Menghapus Waktu

20 7 0
                                    

Sudah 30 tahun sepanjang karirnya sebagai manajer di perusahaan sang suami, Luna tidak pernah meninggalkan ruang kerjanya. Tetapi tidak untuk hari ini.
Menikmati sekap es krim di Naice Cream bukanlah alasan utama yang membuatnya bolos dari kantor.  Namun seseorang yang ada di sana.

Gemerincing bel melahirkan segores senyum yang perlahan mengembang menampakan gigi rapihnya, menyambut bocah lima tahun itu. Satu minggu sudah dari pertemuan pertanya dengan Rerey, siang ini Luna datang tidak dengan tangan kosong.

“Rerey…”

“Nenek Luna…” Bocah itu melepaskan diri dari genggaman Agan dan berlari kecil menghampiri. Luna bahkan tidak lagi sungkan untuk memeluknya.

Di sisi lain, sepasang mata menatap keheranan pertemuan itu. Agan tidak tahu percis apa yang mendorong ibunya melakukan hal demikian. Tapi Agan memilih bersepakat untuk menelan banyak-banyak pertanyaan prihal sikap ibunya siang ini dan membiarkan Luna melakukan apa yang ingin dilakukannya. 

“Itu apa, Nek?”

Luna membuka kantong plastik yang membungkus sebuah papan permainan ular tangga.

Rerey ternganga.

“Rerey, mau main sama Nenek?”

“Mau…” Rerey mengangguk lalu duduk di kursi. Mereka saling berhadapan.

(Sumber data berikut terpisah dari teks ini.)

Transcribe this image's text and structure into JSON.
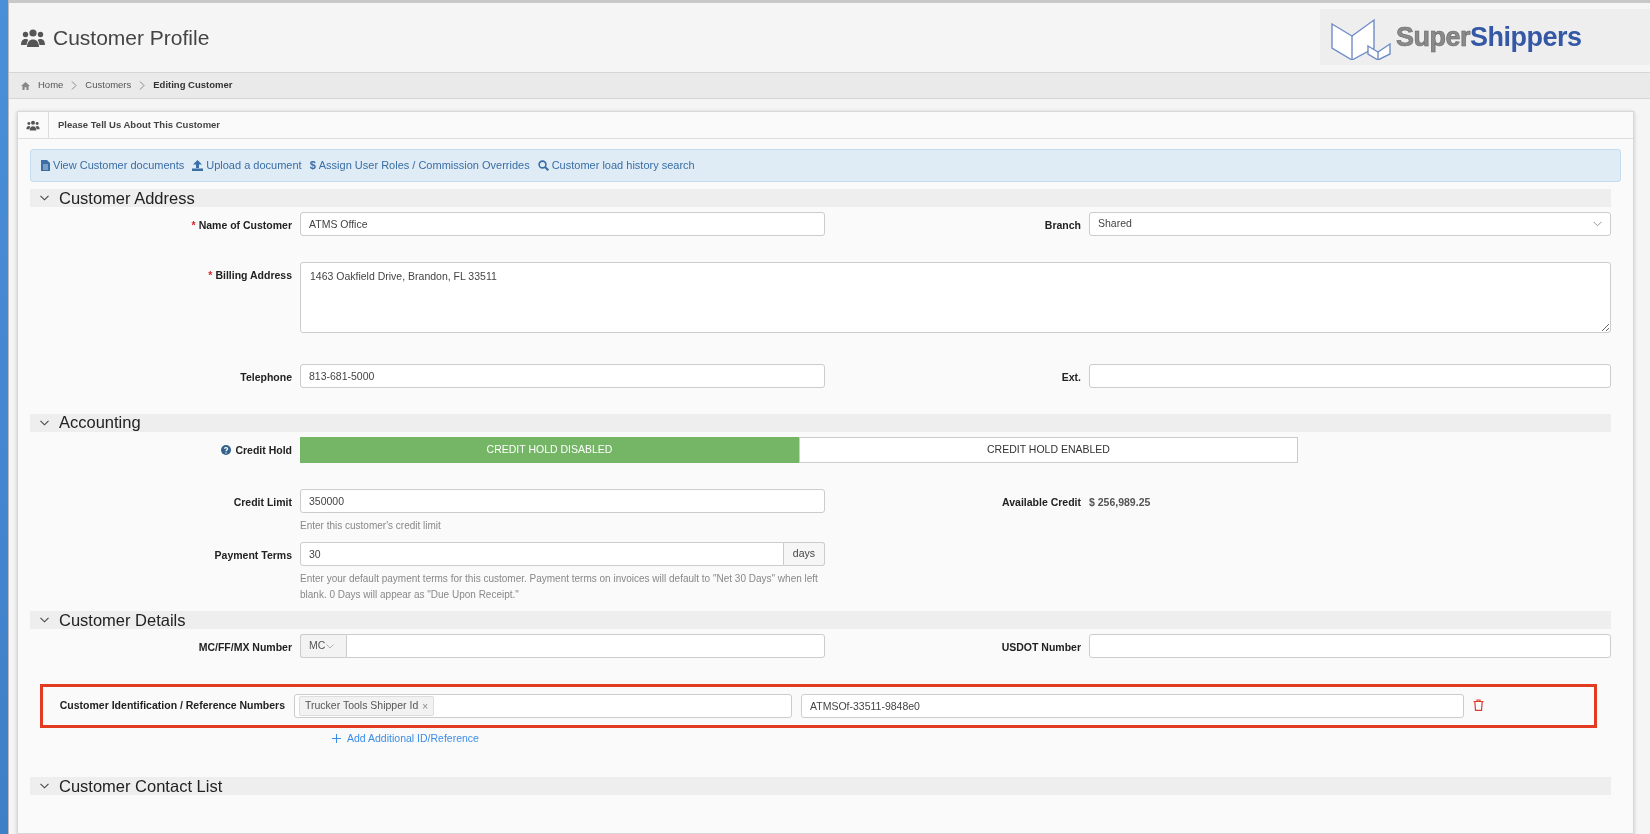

Berlama-lama Agan memperhatikan pemandangan baru itu dari balik etalase es krim. Bagaimana keduanya tertawa riang di tengah-tengan permainan. Mendadak senyumnya mengembang, dan secepat itu pula senyumannya sirna dikala gemerincing lonceng diatas pintu mengiringi kedatangan Muti yang tak terduga.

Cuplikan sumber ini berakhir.